Witam. Mam pytanie, bo nie natknąłem się jeszcze na odpowiedni wpis. Czy ktoś z Państwa odwołał się również do Rzecznika Praw Obywatelskich w tej sprawie? Była odpowiedź? W moim wypadku Kościół również odmawia mi „nienależenia” i odpowiedniego wpisu w księdze chrztów odwołując się do apostazji. Moim skromnym zdaniem nie mogę skorzystać z mojego konstytucyjnego prawa do wolności sumienia i wyznania (art. 53 oraz Dz.U. 2005 nr 231 poz. 1965 – art. 2 ), więc Rzecznik powinien się chyba taką sprawą zainteresować.
RPO nie ma władzy nad Kościołem i nie może mu nakazać zmiany doktryny, czy wewnętrznych procedur, nawet jak są oszukiwaniem naiwnych (apostazja). RPO nie jest też instancją decyzyjną, ani odwoławczą w postępowaniu dotyczącym przetwarzania danych osobowych, a więc „odwołać się” dosłownie i skutecznie nie można.
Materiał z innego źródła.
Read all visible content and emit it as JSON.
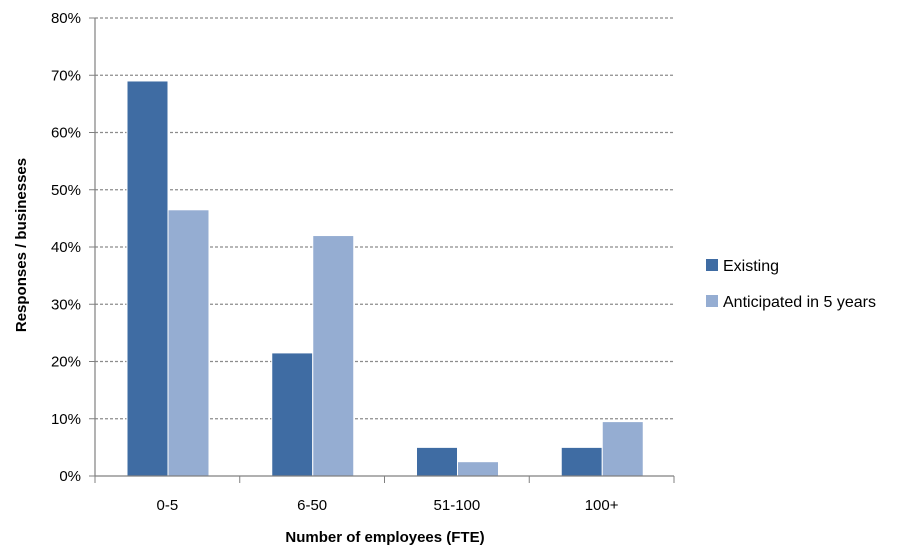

Oczywiście każdy może skierować indywidualną skargę do RPO z powodu naruszenia jego praw i poczekać na odpowiedź. RPO zna temat wyroków NSA i obecnych decyzji GIODO (umarzanie postępowań). Z publicznych wypowiedzi RPO wynika, że wspólnie z GIODO analizuje możliwość wystąpienia w tym temacie do NSA ( o uchwałę szerszego składu). Proszę też zrozumieć, że temat dotyczy ochrony danych osobowych i zapewnienia ochrony w tym zakresie obywatelowi przez GIODO. Co się wydarzy pokaże czas. My sami RPO dodatkowo już nie motywujemy, bo nie widzimy w tym sensu, aczkolwiek kibicujemy jego ewentualnym krokom i …robimy swoje. Mamy nadzieję, że te działania przyniosą efekt rozstrzygający o zmianie linii orzeczniczej odmawiającej ochrony prywatności a przy okazji wolności sumienia i wyznania. Jeśli nie wcześniej to przy rozpatrzeniu kasacji od wyroku WSA opisanego powyżej, która już została złożona.